Grunt plugin to run Theme Check
This plugin requires Grunt ~0.4.5
If you haven't used Grunt before, be sure to check out the Getting Started guide, as it explains how to create a Gruntfile as well as install and use Grunt plugins. Once you're familiar with that process, you may install this plugin with this command:
npm install grunt-wp-theme-check --save-dev
Once the plugin has been installed, it may be enabled inside your Gruntfile with this line of JavaScript:
grunt.loadNpmTasks('grunt-wp-theme-check');
This grunt plugin requires WP-CLI and this modified version of the Theme Check plugin. If you can run wp theme review check <theme-name>
, you'll be able to use this plugin.
In your project's Gruntfile, add a section named wp_theme_check
to the data object passed into grunt.initConfig()
.
grunt.initConfig({
wp_theme_check: {
options: {
// Task-specific options go here.
},
your_target: {
// Target-specific file lists and/or options go here.
},
},
});
Type: String
Default value: null
Path to WordPress. Used for wp-cli's --path
flag. Required.
Type: String
Default value: null
Name of the theme to test. Use the folder name here, not the "Theme Name".

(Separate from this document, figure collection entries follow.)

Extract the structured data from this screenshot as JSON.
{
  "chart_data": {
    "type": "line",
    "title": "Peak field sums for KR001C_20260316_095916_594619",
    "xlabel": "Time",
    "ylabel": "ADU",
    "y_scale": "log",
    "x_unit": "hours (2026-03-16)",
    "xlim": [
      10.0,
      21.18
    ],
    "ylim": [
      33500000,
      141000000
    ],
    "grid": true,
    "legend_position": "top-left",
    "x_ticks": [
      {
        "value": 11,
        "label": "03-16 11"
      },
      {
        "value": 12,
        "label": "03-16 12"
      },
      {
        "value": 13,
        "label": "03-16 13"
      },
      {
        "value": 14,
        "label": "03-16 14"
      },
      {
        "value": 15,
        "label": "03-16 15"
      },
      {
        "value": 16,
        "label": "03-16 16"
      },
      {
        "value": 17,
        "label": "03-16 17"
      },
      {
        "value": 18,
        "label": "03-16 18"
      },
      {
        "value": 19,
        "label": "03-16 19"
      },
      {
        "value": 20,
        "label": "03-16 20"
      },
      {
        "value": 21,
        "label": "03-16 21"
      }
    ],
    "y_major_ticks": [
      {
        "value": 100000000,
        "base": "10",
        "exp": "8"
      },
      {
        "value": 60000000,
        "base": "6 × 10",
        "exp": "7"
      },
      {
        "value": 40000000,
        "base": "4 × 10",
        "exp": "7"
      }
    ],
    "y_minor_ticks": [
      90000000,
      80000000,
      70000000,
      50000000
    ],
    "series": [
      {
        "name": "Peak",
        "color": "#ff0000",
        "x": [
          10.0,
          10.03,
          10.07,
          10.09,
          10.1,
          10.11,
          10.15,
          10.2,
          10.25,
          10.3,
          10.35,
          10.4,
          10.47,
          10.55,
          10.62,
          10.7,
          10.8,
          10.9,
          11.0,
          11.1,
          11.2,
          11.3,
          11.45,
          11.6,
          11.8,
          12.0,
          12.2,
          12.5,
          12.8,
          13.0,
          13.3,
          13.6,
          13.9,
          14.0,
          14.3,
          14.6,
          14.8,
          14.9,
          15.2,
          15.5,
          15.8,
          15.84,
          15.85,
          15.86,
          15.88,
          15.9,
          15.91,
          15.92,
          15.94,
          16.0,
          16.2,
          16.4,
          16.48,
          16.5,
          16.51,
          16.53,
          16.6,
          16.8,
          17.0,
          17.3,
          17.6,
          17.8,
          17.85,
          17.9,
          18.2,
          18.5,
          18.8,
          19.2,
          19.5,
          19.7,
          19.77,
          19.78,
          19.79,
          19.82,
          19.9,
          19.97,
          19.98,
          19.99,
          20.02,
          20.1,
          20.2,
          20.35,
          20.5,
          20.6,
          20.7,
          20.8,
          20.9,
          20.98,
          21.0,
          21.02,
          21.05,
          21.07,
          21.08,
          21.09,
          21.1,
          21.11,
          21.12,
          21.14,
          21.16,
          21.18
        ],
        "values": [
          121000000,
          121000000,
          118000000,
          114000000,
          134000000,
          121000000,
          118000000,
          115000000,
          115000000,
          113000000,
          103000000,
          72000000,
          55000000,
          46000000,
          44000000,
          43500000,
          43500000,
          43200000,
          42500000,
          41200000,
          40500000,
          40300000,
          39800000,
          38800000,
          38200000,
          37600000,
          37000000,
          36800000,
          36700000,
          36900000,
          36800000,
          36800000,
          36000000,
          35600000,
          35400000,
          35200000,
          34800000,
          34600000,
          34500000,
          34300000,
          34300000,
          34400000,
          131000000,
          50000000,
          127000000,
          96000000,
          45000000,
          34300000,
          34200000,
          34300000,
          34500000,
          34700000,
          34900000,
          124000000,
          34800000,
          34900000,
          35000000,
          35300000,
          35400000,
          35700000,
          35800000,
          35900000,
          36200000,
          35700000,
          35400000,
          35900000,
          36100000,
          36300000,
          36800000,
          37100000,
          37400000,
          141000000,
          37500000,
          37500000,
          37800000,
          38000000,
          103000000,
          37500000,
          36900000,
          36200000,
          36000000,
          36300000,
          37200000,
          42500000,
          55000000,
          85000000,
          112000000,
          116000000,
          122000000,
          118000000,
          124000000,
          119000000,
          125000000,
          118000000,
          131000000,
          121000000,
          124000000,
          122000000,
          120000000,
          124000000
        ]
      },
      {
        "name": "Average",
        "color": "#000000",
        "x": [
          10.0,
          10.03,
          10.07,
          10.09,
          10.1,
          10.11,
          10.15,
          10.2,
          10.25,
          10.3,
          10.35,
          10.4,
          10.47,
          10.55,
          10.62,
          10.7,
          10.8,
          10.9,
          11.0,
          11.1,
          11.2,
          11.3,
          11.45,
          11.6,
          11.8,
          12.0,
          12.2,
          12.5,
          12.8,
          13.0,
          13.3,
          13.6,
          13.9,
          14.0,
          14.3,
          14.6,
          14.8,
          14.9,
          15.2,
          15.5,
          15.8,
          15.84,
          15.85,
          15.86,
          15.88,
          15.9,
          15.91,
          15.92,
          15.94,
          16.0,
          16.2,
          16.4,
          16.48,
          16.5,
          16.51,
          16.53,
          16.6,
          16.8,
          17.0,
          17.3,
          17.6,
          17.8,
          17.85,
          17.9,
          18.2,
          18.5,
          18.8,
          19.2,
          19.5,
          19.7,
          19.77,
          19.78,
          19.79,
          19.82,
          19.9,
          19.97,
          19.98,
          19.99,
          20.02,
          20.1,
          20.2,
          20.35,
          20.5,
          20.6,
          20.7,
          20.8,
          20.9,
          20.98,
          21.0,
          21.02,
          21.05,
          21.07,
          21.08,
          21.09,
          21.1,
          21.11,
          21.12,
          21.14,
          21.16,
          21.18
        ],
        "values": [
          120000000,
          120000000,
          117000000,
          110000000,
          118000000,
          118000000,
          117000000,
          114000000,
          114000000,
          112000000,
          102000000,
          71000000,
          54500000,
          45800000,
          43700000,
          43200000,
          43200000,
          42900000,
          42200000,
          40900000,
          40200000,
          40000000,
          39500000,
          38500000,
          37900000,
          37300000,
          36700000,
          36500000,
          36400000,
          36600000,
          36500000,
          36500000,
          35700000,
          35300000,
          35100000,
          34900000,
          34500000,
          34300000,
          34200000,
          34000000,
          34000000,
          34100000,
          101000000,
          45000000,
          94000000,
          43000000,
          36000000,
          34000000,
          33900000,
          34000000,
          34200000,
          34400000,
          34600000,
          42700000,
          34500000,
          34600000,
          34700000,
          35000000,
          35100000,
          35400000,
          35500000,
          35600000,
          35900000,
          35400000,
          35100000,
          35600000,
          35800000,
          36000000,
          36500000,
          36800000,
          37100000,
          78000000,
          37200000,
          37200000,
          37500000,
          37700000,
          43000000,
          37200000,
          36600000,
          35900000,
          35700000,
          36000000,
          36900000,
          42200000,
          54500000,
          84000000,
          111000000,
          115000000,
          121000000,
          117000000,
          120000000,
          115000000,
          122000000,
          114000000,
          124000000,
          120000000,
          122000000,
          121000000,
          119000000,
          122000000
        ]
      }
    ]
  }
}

In this example, we're just checking one theme, twentyfourteen, and WordPress lives in the /srv/www/wordpress-trunk directory.
grunt.initConfig({
wp_theme_check: {
options: {
path: '/srv/www/wordpress-trunk',
theme: 'twentyfourteen'
}
},
});
In this example, we're testing two themes in the same WordPress install.
grunt.initConfig({
wp_theme_check: {
options: {
path: '/srv/www/wordpress-trunk'
},
twentyfourteen: {
options: {
theme: 'twentyfourteen'
}
},
twentythirteen: {
options: {
theme: 'twentythirteen'
}
}
},
});
In lieu of a formal styleguide, take care to maintain the existing coding style. Add unit tests for any new or changed functionality. Lint and test your code using Grunt.